The wooden spear haft creaked, bowing as the spider rammed itself further forwards. Sura managed to reach into one sleeve, pulling out a pepper egg. She hurtled it at the spider’s face, but the cloud of pepper had no effect.
She pulled her canteen from her belt. Bifuuko sped past, seizing the canteen and pinning it against the spider. Daitanishi whipped low across the rocks and crashed into the canteen, shattering it and showering the spider’s carapace with brandy.
The liquor caught afire as flames licked out from the fire elemental in Sura’s spear. Blue flames flickered over the spider. The monster jerked back in panic, pulling free from the spear and beating frantically at her own head to kill the flames.
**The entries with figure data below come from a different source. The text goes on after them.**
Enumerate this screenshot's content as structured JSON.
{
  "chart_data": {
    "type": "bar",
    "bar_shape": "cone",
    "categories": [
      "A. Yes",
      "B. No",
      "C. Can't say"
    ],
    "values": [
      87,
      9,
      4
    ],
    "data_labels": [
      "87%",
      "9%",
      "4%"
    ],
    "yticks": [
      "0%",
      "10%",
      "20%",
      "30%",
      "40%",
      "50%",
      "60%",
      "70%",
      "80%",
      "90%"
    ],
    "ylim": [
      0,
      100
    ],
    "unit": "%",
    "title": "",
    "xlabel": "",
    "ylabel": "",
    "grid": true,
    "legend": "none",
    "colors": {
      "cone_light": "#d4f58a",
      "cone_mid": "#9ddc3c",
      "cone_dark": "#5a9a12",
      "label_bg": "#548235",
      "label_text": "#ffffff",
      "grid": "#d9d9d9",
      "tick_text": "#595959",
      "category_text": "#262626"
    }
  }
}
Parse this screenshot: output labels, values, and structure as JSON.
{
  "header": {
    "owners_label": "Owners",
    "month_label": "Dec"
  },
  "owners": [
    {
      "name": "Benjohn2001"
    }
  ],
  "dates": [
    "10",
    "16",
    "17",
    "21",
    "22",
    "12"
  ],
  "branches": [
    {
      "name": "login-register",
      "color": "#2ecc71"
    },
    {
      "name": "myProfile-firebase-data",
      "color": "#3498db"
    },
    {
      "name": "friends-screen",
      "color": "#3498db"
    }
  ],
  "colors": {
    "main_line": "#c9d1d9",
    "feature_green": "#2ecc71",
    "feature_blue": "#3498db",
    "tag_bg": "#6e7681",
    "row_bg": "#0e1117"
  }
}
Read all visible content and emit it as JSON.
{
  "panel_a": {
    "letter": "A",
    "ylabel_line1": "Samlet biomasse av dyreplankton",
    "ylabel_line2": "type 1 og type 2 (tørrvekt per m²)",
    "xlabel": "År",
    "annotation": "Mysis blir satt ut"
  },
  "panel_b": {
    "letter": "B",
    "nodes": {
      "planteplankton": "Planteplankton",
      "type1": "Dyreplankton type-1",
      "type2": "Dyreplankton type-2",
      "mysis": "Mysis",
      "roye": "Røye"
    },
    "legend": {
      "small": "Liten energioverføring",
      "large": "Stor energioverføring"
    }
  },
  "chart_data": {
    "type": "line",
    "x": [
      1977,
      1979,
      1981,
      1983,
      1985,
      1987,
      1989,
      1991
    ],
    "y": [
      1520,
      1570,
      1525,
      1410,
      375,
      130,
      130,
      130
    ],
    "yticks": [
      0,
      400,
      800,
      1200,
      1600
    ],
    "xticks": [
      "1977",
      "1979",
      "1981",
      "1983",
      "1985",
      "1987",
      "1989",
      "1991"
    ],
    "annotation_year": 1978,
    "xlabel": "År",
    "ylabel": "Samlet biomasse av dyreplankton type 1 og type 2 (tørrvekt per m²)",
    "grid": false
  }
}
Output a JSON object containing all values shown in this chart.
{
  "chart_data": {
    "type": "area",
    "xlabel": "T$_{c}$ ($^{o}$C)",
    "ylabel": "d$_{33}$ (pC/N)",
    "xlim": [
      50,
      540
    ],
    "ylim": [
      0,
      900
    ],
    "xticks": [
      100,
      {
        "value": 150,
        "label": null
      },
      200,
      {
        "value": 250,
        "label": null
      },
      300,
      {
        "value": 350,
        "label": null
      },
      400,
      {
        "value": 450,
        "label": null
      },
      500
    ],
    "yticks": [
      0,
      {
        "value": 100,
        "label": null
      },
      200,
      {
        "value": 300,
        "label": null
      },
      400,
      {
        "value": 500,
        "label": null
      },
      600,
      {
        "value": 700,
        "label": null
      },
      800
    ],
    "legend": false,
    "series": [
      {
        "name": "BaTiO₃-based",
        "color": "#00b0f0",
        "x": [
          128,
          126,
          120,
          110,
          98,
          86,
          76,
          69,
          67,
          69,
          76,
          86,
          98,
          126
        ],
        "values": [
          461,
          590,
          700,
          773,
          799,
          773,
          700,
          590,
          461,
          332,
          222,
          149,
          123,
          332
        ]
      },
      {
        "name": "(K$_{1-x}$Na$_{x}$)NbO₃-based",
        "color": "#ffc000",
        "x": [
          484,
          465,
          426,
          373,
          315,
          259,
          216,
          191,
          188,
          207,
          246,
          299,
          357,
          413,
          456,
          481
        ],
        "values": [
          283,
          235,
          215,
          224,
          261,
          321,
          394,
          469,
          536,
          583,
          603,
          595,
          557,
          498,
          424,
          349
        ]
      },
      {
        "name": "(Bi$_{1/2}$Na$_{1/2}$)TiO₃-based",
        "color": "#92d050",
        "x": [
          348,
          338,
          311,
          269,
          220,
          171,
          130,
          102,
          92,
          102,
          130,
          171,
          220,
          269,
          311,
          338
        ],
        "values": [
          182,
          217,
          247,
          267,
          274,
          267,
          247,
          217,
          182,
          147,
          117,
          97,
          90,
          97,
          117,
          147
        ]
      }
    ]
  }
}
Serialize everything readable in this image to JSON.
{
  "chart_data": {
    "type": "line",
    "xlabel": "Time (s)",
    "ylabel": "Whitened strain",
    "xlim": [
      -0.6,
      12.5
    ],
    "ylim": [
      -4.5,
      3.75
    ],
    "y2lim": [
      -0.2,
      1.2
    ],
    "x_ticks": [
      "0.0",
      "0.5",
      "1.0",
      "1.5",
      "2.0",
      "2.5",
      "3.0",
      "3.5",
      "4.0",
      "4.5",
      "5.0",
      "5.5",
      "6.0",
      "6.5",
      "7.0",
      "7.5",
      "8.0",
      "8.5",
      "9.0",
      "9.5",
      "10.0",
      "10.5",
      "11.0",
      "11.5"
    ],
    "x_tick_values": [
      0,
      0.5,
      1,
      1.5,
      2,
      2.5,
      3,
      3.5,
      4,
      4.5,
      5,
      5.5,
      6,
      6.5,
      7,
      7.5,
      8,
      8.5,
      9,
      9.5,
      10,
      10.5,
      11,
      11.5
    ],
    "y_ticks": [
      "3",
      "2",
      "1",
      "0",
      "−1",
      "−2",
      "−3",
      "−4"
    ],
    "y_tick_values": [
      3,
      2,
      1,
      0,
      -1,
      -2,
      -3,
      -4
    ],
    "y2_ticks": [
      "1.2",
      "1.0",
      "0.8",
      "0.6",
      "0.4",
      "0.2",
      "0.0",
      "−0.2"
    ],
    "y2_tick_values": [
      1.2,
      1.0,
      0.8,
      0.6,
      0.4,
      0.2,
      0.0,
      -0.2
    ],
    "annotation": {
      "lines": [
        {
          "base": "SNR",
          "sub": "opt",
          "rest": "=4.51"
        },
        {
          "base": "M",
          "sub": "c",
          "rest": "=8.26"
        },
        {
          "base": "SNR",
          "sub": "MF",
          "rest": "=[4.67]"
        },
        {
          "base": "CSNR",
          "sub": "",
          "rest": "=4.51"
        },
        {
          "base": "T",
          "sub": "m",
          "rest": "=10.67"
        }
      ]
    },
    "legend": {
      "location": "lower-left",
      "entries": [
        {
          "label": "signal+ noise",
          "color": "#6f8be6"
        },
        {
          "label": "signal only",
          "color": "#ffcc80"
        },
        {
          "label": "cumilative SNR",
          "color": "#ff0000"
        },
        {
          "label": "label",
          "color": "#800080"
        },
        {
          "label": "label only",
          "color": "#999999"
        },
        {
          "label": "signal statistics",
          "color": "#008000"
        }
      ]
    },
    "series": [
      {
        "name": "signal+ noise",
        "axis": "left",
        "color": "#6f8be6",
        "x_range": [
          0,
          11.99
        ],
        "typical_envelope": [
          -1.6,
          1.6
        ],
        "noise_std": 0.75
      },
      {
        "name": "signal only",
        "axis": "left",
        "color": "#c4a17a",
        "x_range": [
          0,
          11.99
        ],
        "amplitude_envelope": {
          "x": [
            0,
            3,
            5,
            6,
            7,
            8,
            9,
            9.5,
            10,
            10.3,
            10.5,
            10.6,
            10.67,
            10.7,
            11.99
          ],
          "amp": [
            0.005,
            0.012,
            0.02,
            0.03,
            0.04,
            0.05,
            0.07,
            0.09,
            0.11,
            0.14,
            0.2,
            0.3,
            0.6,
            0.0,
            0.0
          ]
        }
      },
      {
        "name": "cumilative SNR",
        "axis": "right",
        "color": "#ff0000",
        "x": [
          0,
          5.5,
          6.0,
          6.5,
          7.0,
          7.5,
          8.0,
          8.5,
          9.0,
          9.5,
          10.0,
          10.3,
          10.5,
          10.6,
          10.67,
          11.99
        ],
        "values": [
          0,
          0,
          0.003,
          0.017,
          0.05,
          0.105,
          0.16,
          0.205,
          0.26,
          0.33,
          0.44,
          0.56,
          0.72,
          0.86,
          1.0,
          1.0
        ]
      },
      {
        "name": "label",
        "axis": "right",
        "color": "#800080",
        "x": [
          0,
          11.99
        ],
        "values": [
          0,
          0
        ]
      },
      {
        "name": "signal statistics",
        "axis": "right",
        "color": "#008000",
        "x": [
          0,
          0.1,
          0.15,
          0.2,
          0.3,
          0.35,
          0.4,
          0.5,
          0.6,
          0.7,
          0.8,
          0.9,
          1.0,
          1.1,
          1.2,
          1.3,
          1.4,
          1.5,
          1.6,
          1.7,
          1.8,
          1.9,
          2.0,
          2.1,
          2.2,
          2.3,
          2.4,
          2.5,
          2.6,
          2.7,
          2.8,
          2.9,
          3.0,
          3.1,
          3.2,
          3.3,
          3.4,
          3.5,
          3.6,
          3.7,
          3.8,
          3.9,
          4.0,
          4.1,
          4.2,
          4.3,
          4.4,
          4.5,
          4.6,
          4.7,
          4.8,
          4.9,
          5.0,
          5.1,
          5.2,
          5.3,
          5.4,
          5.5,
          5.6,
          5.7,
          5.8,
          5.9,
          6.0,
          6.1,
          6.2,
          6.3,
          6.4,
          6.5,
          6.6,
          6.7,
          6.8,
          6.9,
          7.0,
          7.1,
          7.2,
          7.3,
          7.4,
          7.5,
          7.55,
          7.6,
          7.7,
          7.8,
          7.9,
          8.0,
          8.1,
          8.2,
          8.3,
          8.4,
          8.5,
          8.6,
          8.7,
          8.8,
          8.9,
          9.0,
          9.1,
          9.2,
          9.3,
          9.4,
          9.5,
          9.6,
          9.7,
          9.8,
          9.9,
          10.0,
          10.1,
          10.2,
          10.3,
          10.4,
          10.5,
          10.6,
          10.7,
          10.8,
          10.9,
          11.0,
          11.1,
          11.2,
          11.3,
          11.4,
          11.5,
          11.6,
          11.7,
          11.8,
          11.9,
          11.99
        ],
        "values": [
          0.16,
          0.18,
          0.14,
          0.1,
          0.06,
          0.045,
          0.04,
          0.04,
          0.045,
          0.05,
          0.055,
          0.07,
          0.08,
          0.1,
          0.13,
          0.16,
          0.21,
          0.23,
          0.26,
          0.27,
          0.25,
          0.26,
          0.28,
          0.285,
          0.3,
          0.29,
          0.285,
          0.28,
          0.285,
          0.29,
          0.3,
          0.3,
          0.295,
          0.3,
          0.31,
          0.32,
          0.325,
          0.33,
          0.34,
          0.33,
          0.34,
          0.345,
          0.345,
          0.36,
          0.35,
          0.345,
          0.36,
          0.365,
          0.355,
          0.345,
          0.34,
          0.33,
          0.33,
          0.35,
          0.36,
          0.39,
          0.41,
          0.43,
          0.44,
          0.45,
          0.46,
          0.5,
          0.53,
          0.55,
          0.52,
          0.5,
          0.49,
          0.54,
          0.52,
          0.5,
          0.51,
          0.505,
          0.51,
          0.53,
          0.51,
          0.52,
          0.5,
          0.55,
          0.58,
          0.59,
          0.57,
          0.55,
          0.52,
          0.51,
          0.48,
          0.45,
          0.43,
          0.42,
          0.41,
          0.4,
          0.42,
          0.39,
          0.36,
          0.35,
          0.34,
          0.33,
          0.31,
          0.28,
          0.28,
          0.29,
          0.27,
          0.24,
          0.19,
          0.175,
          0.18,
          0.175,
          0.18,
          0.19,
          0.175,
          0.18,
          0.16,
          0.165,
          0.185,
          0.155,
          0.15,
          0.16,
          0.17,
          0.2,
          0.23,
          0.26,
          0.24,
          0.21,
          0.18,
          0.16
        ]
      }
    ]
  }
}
Kimiko lashed out with a sticky web, snared the Dokufu priestess and tugged with all her strength. The black spider tripped and fell, legs thrashing. Sura lunged in with her spear and shoved. The Dokufu priestess fell tumbling from the cliff, screaming as she plunged down into the gorge below.
Kimiko raced to pick up the baby in her forelegs and cradle him against her heart. Sura half collapsed on a boulder beside her. Out in the rocks, the last of the Dokufu were hurtled back from the cliff, with Kuno running a final monster through and then whipping clean his blade.
Down in the gorge, within the evil pattern of bones, the Dokufu priestess lay broken and dying. She shifted, shimmering and changing into human form. Naked and broken, the woman dragged herself to the centre of the pattern, croaking out a dark, horrifying spell.
Strength was failing her. The priestess groped and found a dagger made of yellowed bone.